Sakakura Noriaki, Tateyama Hisashi, Nakamura Shigeo, Taniguchi Tetsuo, Usami Noriyasu, Ishikawa Yoshinori, Kawaguchi Koji, Yokoi Kohei
Department of Thoracic Surgery, Nagoya University Graduate School of Medicine, 65 Tsurumai-cho, Showa-ku, Nagoya, Aichi, 466-8550, Japan.
Gen Thorac Cardiovasc Surg. 2013 Feb;61(2):89-95. doi: 10.1007/s11748-012-0187-z. Epub 2012 Dec 12.

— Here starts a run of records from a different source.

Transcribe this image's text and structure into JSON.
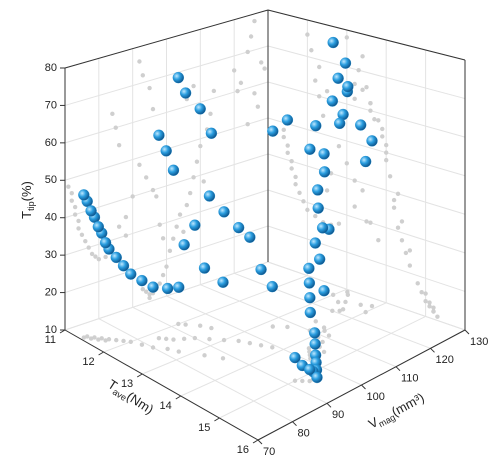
{
  "chart_data": {
    "type": "scatter3d",
    "xlabel": {
      "base": "T",
      "sub": "ave",
      "unit": "(Nm)"
    },
    "ylabel": {
      "base": "V",
      "sub": "mag",
      "unit": "(mm³)"
    },
    "zlabel": {
      "base": "T",
      "sub": "tip",
      "unit": "(%)"
    },
    "xlim": [
      11,
      16
    ],
    "xticks": [
      11,
      12,
      13,
      14,
      15,
      16
    ],
    "ylim": [
      70,
      130
    ],
    "yticks": [
      70,
      80,
      90,
      100,
      110,
      120,
      130
    ],
    "zlim": [
      10,
      80
    ],
    "zticks": [
      10,
      20,
      30,
      40,
      50,
      60,
      70,
      80
    ],
    "grid": true,
    "color": "#1e8fd0",
    "projection_color": "#cfcfcf",
    "x": [
      11.4,
      11.4,
      11.5,
      11.5,
      11.6,
      11.6,
      11.7,
      11.7,
      11.8,
      11.9,
      12.0,
      12.2,
      12.4,
      12.6,
      12.8,
      12.5,
      12.6,
      12.3,
      12.2,
      12.4,
      12.0,
      12.1,
      12.3,
      12.5,
      12.8,
      13.0,
      13.2,
      13.4,
      13.6,
      13.8,
      13.5,
      13.2,
      15.0,
      15.1,
      15.2,
      15.2,
      15.2,
      15.1,
      15.0,
      14.9,
      14.8,
      15.3,
      14.6,
      14.5,
      14.4,
      14.3,
      14.6,
      14.4,
      14.2,
      14.3,
      14.1,
      14.0,
      14.2,
      14.0,
      13.8,
      13.9,
      13.6,
      13.4,
      13.2,
      13.5,
      13.6,
      13.3,
      13.4,
      13.0,
      13.7,
      13.9,
      13.2,
      13.1,
      14.0,
      13.6
    ],
    "y": [
      71,
      72,
      72,
      73,
      73,
      74,
      74,
      75,
      76,
      77,
      78,
      79,
      80,
      82,
      83,
      88,
      90,
      85,
      84,
      86,
      92,
      93,
      95,
      96,
      92,
      94,
      96,
      97,
      98,
      99,
      88,
      86,
      92,
      93,
      94,
      95,
      96,
      97,
      98,
      99,
      100,
      95,
      101,
      102,
      103,
      104,
      105,
      106,
      107,
      108,
      109,
      110,
      111,
      112,
      110,
      113,
      114,
      108,
      106,
      120,
      122,
      124,
      125,
      126,
      126,
      127,
      128,
      129,
      124,
      121
    ],
    "z": [
      48,
      46,
      44,
      42,
      40,
      38,
      36,
      34,
      32,
      30,
      28,
      27,
      26,
      26,
      27,
      35,
      40,
      60,
      64,
      55,
      76,
      72,
      68,
      62,
      48,
      44,
      40,
      38,
      30,
      26,
      30,
      33,
      16,
      14,
      13,
      12,
      12,
      13,
      14,
      16,
      18,
      11,
      22,
      25,
      28,
      31,
      26,
      33,
      36,
      40,
      44,
      48,
      38,
      52,
      58,
      56,
      62,
      65,
      62,
      66,
      62,
      70,
      74,
      78,
      58,
      54,
      66,
      64,
      50,
      60
    ]
  }
}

Histopathological diagnosis of thymic epithelial tumors according to the current World Health Organization classification is not adequately reproducible; however, most thoracic clinicians are unaware of this. We illustrate this problem in practical settings to raise clinician awareness.
An expert pathologist specialized in thymic pathology and a trained general pathologist independently diagnosed 158 resected thymic epithelial tumors. Assuming that the expert's diagnoses were more accurate, the two pathologists' diagnoses were judged to be concordant when tumor subtypes (thymoma) or categories (thymic carcinoma and neuroendocrine tumor) were in agreement.

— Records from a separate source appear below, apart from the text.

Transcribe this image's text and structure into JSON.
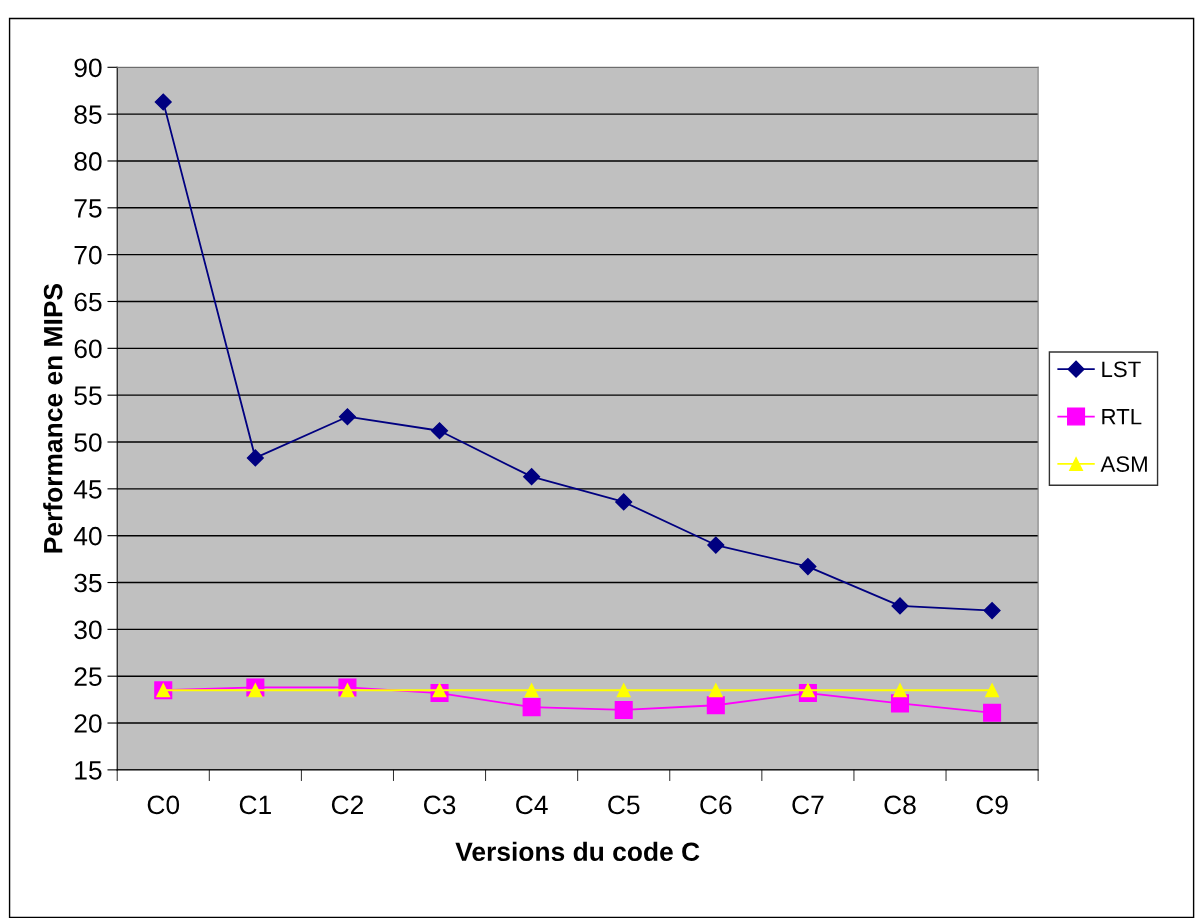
{
  "chart_data": {
    "type": "line",
    "xlabel": "Versions du code C",
    "ylabel": "Performance en MIPS",
    "categories": [
      "C0",
      "C1",
      "C2",
      "C3",
      "C4",
      "C5",
      "C6",
      "C7",
      "C8",
      "C9"
    ],
    "series": [
      {
        "name": "LST",
        "color": "#000080",
        "marker": "diamond",
        "values": [
          86.3,
          48.3,
          52.7,
          51.2,
          46.3,
          43.6,
          39.0,
          36.7,
          32.5,
          32.0
        ]
      },
      {
        "name": "RTL",
        "color": "#ff00ff",
        "marker": "square",
        "values": [
          23.5,
          23.8,
          23.8,
          23.2,
          21.7,
          21.4,
          21.9,
          23.2,
          22.1,
          21.1
        ]
      },
      {
        "name": "ASM",
        "color": "#ffff00",
        "marker": "triangle",
        "values": [
          23.5,
          23.5,
          23.5,
          23.5,
          23.5,
          23.5,
          23.5,
          23.5,
          23.5,
          23.5
        ]
      }
    ],
    "ylim": [
      15,
      90
    ],
    "yticks": [
      15,
      20,
      25,
      30,
      35,
      40,
      45,
      50,
      55,
      60,
      65,
      70,
      75,
      80,
      85,
      90
    ],
    "grid": "y",
    "legend": "right",
    "line_style": "solid"
  }
}
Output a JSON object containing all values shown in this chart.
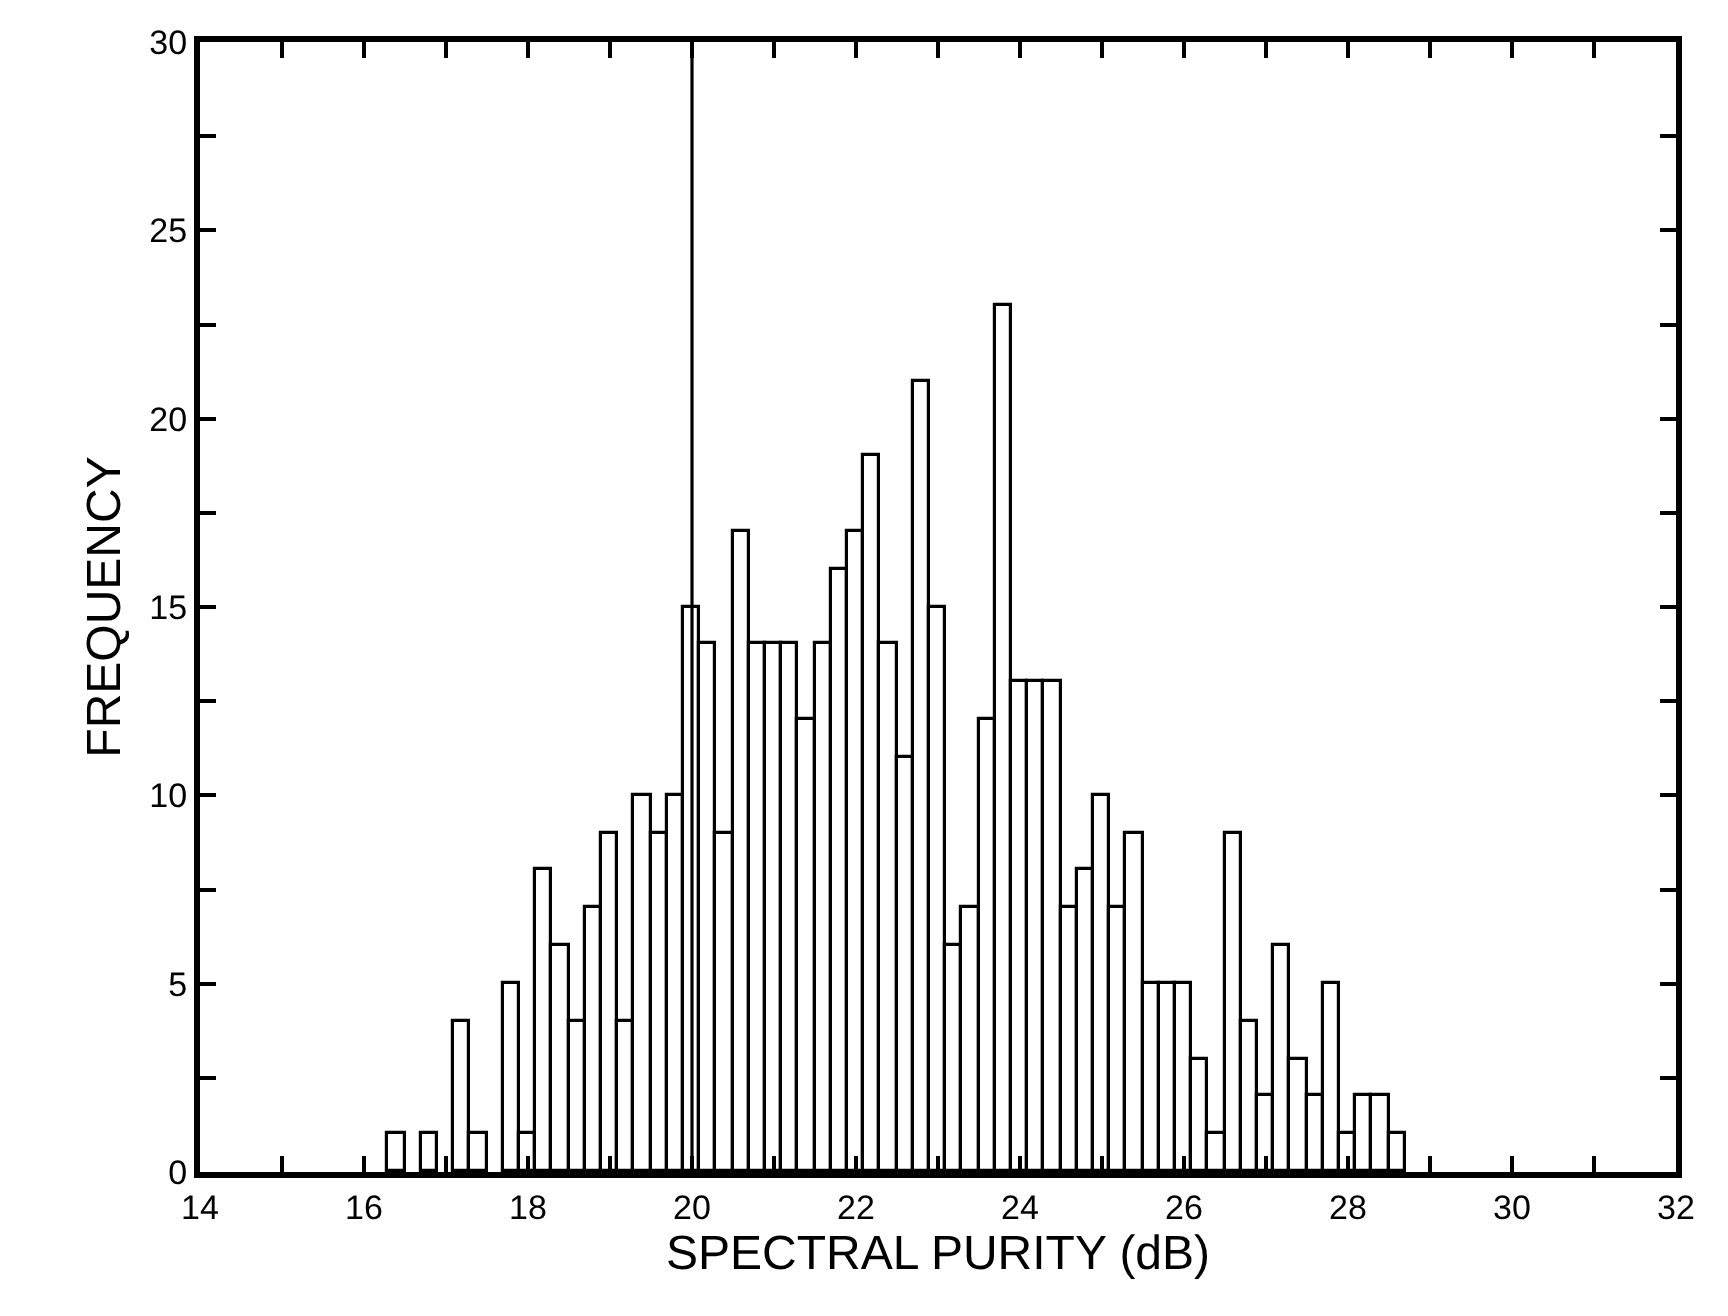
{
  "chart_data": {
    "type": "histogram",
    "xlabel": "SPECTRAL PURITY (dB)",
    "ylabel": "FREQUENCY",
    "bins": [
      16.3,
      16.5,
      16.7,
      16.9,
      17.1,
      17.3,
      17.5,
      17.7,
      17.9,
      18.1,
      18.3,
      18.5,
      18.7,
      18.9,
      19.1,
      19.3,
      19.5,
      19.7,
      19.9,
      20.1,
      20.3,
      20.5,
      20.7,
      20.9,
      21.1,
      21.3,
      21.5,
      21.7,
      21.9,
      22.1,
      22.3,
      22.5,
      22.7,
      22.9,
      23.1,
      23.3,
      23.5,
      23.7,
      23.9,
      24.1,
      24.3,
      24.5,
      24.7,
      24.9,
      25.1,
      25.3,
      25.5,
      25.7,
      25.9,
      26.1,
      26.3,
      26.5,
      26.7,
      26.9,
      27.1,
      27.3,
      27.5,
      27.7,
      27.9,
      28.1,
      28.3,
      28.5,
      28.7
    ],
    "values": [
      1,
      0,
      1,
      0,
      4,
      1,
      0,
      5,
      1,
      8,
      6,
      4,
      7,
      9,
      4,
      10,
      9,
      10,
      15,
      14,
      9,
      17,
      14,
      14,
      14,
      12,
      14,
      16,
      17,
      19,
      14,
      11,
      21,
      15,
      6,
      7,
      12,
      23,
      13,
      13,
      13,
      7,
      8,
      10,
      7,
      9,
      5,
      5,
      5,
      3,
      1,
      9,
      4,
      2,
      6,
      3,
      2,
      5,
      1,
      2,
      2,
      1
    ],
    "color": "#ffffff",
    "xlim": [
      14,
      32
    ],
    "xticks": [
      14,
      {
        "value": 15,
        "label": null
      },
      16,
      {
        "value": 17,
        "label": null
      },
      18,
      {
        "value": 19,
        "label": null
      },
      20,
      {
        "value": 21,
        "label": null
      },
      22,
      {
        "value": 23,
        "label": null
      },
      24,
      {
        "value": 25,
        "label": null
      },
      26,
      {
        "value": 27,
        "label": null
      },
      28,
      {
        "value": 29,
        "label": null
      },
      30,
      {
        "value": 31,
        "label": null
      },
      32
    ],
    "ylim": [
      0,
      30
    ],
    "yticks": [
      0,
      {
        "value": 2.5,
        "label": null
      },
      5,
      {
        "value": 7.5,
        "label": null
      },
      10,
      {
        "value": 12.5,
        "label": null
      },
      15,
      {
        "value": 17.5,
        "label": null
      },
      20,
      {
        "value": 22.5,
        "label": null
      },
      25,
      {
        "value": 27.5,
        "label": null
      },
      30
    ],
    "ref_lines": [
      {
        "axis": "x",
        "value": 20,
        "color": "#000000"
      }
    ]
  }
}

The concordance rates for different thymoma subtypes were 75 % (3/4), 30 % (11/37), 100 % (17/17), 80 % (39/49), and 53 % (9/17) for types A, AB, B1, B2, and B3, respectively. Discordant cases of type AB thymoma were mainly diagnosed as type B1 or B2 by the general pathologist. Discordant cases of type B2 thymoma were diagnosed as type AB, B1, or B3, and discordant cases of type B3 thymoma were diagnosed as type A, B2, or carcinoma. Discordant cases of thymic carcinoma were diagnosed as type A or B3 thymoma.

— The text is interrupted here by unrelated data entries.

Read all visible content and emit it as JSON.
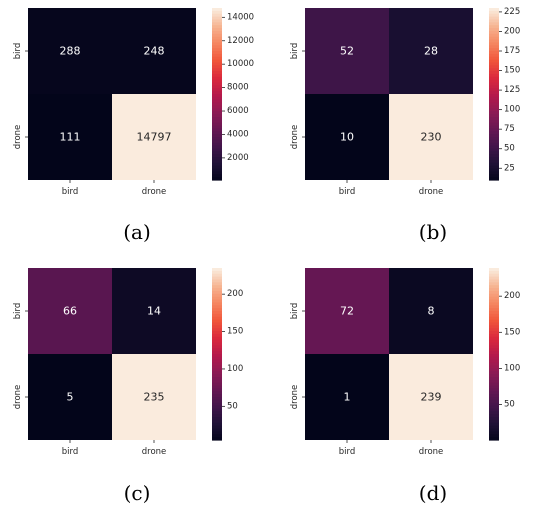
{
  "chart_data": [
    {
      "type": "heatmap",
      "caption": "(a)",
      "x_categories": [
        "bird",
        "drone"
      ],
      "y_categories": [
        "bird",
        "drone"
      ],
      "values": [
        [
          288,
          248
        ],
        [
          111,
          14797
        ]
      ],
      "colorbar": {
        "range": [
          111,
          14797
        ],
        "ticks": [
          2000,
          4000,
          6000,
          8000,
          10000,
          12000,
          14000
        ]
      },
      "colormap": "rocket"
    },
    {
      "type": "heatmap",
      "caption": "(b)",
      "x_categories": [
        "bird",
        "drone"
      ],
      "y_categories": [
        "bird",
        "drone"
      ],
      "values": [
        [
          52,
          28
        ],
        [
          10,
          230
        ]
      ],
      "colorbar": {
        "range": [
          10,
          230
        ],
        "ticks": [
          25,
          50,
          75,
          100,
          125,
          150,
          175,
          200,
          225
        ]
      },
      "colormap": "rocket"
    },
    {
      "type": "heatmap",
      "caption": "(c)",
      "x_categories": [
        "bird",
        "drone"
      ],
      "y_categories": [
        "bird",
        "drone"
      ],
      "values": [
        [
          66,
          14
        ],
        [
          5,
          235
        ]
      ],
      "colorbar": {
        "range": [
          5,
          235
        ],
        "ticks": [
          50,
          100,
          150,
          200
        ]
      },
      "colormap": "rocket"
    },
    {
      "type": "heatmap",
      "caption": "(d)",
      "x_categories": [
        "bird",
        "drone"
      ],
      "y_categories": [
        "bird",
        "drone"
      ],
      "values": [
        [
          72,
          8
        ],
        [
          1,
          239
        ]
      ],
      "colorbar": {
        "range": [
          1,
          239
        ],
        "ticks": [
          50,
          100,
          150,
          200
        ]
      },
      "colormap": "rocket"
    }
  ]
}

Investigation of the concordant and discordant cases suggested that reasonable discrepancies can occur because of the noncommittal categorical boundaries inherent in this classification. Thoracic clinicians should consider this potential problem in daily practice.
根据世界卫生组织当前分类标准对胸腺上皮肿瘤进行组织病理学诊断的可重复性不足;然而,大多数胸科临床医生并未意识到这一点。我们在实际情况中阐述这一问题以提高临床医生的认识。
一位专门从事胸腺病理学的专家病理学家和一位经过培训的普通病理学家独立诊断了158例切除的胸腺上皮肿瘤。假设专家的诊断更准确,当肿瘤亚型(胸腺瘤)或类别(胸腺癌和神经内分泌肿瘤)一致时,两位病理学家的诊断被判定为一致。
不同胸腺瘤亚型的一致率分别为:A型75%(3/4)、AB型30%(11/37)、B1型100%(17/17)、B2型80%(39/49)、B3型53%(9/17)。AB型胸腺瘤的不一致病例主要被普通病理学家诊断为B1型或B2型。B2型胸腺瘤的不一致病例被诊断为AB型、B1型或B3型,B3型胸腺瘤的不一致病例被诊断为A型、B2型或癌。胸腺癌的不一致病例被诊断为A型或B3型胸腺瘤。
对一致和不一致病例的调查表明,由于该分类中固有的不明确的分类界限,可能会出现合理的差异。胸科临床医生在日常实践中应考虑到这一潜在问题。